All salespeople are told to qualify. Some are trained to qualify. Fewer are coached to qualify. Most don’t know how to properly qualify or they skip past it entirely because they fear that their opportunity won’t qualify (they’ll have to hunt for a new opportunity) or they fear that their prospect will become upset at them for asking the questions (their need to be liked). If they plan to ask these questions like a survey, or like a game of 50 questions, then they should be afraid. Qualifying doesn’t work that way. Salespeople must first build a case so that their prospects have an incentive to qualify themselves. If the case hasn’t been built, there isn’t a prospect alive that would willingly subject themself to a dozen qualification questions. The best salespeople know how to simply make this part of a wonderful two-way conversation that won’t raise prospects’ resistance.

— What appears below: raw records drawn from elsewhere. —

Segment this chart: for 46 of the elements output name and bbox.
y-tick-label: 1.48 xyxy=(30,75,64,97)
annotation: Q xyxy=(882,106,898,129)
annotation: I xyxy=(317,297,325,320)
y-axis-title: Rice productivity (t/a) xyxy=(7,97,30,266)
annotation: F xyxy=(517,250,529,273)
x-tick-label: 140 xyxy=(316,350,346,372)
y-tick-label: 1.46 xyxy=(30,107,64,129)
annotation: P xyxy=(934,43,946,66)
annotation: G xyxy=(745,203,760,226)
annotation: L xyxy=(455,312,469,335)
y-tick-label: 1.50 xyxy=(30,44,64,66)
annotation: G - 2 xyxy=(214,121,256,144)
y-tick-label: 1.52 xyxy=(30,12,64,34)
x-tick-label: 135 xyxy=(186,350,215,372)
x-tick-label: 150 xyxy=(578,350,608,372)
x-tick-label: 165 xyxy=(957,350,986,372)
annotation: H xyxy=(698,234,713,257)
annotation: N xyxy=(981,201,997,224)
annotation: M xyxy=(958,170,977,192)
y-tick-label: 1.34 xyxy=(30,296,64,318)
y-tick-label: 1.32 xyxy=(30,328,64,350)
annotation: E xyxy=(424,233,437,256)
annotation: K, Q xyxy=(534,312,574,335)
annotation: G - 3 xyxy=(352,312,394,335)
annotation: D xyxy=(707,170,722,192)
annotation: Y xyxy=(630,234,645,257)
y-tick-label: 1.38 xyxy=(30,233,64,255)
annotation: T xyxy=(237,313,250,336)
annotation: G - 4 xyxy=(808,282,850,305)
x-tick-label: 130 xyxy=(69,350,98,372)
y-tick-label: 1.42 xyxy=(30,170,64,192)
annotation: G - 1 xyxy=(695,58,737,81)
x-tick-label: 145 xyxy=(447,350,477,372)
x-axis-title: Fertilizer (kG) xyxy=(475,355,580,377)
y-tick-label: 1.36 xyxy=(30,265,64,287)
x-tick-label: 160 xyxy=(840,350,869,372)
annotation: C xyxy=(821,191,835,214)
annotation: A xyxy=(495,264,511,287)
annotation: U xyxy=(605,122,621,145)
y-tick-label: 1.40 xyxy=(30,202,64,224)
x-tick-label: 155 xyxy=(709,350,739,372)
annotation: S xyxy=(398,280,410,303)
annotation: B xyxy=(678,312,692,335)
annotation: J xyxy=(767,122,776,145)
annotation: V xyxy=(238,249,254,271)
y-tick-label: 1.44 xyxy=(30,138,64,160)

Building a case is accomplished by taking a consultative approach to selling. While weak salespeople are just as inept at consultative selling as they are at qualifying, only 49% of elite salespeople have mastered this competency. Taking a consultative approach is clearly the achilles heal of the sales profession.
Obviously, I won’t send my car on my next sales call but most salespeople would fare better if they had my car’s intelligence.